What West Virginia Law Says About Child Abuse
West Virginia law draws a clear line between lawful parental discipline and criminal child abuse. Under West Virginia Code section 61-8D-3, a person responsible for the care of a child can be charged with felony child abuse if they intentionally inflict bodily injury on a child or allow it to occur.[3] The statute covers conduct that results in physical harm, even if the injuries are not permanently disabling.
According to the complaint and reporting by Law & Crime, prosecutors in Barbour County charged Crites with three felony counts under this statute, each tied to alleged incidents of physical abuse described in the boy’s interview.[2] Each charge, if proven, could carry significant prison time and fines as set out in state law.
Court records cited by Law & Crime indicate that Crites was being held at the Tygart Valley Regional Jail, with bond set at $100,000. She was scheduled for a disposition hearing in magistrate’s court.
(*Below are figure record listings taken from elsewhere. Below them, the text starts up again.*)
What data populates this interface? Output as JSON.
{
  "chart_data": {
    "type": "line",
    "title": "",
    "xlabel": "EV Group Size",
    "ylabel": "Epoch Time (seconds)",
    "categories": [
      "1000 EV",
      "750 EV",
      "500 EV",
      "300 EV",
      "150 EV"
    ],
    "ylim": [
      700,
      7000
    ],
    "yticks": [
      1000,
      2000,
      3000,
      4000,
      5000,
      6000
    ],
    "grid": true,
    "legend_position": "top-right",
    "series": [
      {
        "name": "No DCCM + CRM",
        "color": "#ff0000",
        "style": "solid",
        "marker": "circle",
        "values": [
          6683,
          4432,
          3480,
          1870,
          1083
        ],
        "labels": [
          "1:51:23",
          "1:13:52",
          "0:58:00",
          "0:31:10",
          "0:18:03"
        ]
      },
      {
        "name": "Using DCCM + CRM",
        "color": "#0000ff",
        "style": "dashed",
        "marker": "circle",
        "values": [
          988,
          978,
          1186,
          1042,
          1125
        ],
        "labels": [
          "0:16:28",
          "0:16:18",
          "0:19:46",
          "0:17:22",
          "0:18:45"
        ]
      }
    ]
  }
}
The criminal complaint and public reporting do not specify whether she has entered a plea or whether an attorney has publicly responded to the allegations.[2]
As in any criminal case, Crites is presumed innocent unless and until prosecutors prove the charges beyond a reasonable doubt in court.
Gaps In The Public Record
While the complaint provides extensive detail about the boy’s statements, several key facts remain unclear in publicly available documents. The filing does not specify Crites’s exact relationship to the alleged victim, referring to him only as a juvenile living in the same home. It also notes that she resided with “other minor children” but does not list their ages or whether any protective custody steps were taken after her arrest.[1]
The document does not describe any injuries observed by law enforcement at the time of the report, nor does it indicate whether the boy had been examined by medical professionals to document bruising or other harm. It also does not mention any criminal charges against Crites’s boyfriend, leaving his legal status in relation to the case unknown.
There is also no information in the complaint about the exact temperature or duration of the incident when the boy was allegedly forced outside in the cold. The phrase “freezing cold” appears in the narrative, but without further detail about weather conditions or how long he remained outside.[2]
What Comes Next
The next significant developments in the case will likely occur in the Barbour County courts, where prosecutors must present evidence to support the three felony counts and where any defense attorney for Crites can contest the allegations. As of the latest publicly available documents, no trial date was noted.
For now, the most detailed account of what may have happened inside the Belington home comes from a series of taped interviews and a single sworn criminal complaint. Whether additional evidence will emerge in court, and what it will reveal about the boy’s description of the “attitude adjuster” and the other children who lived in the home, remains an open question.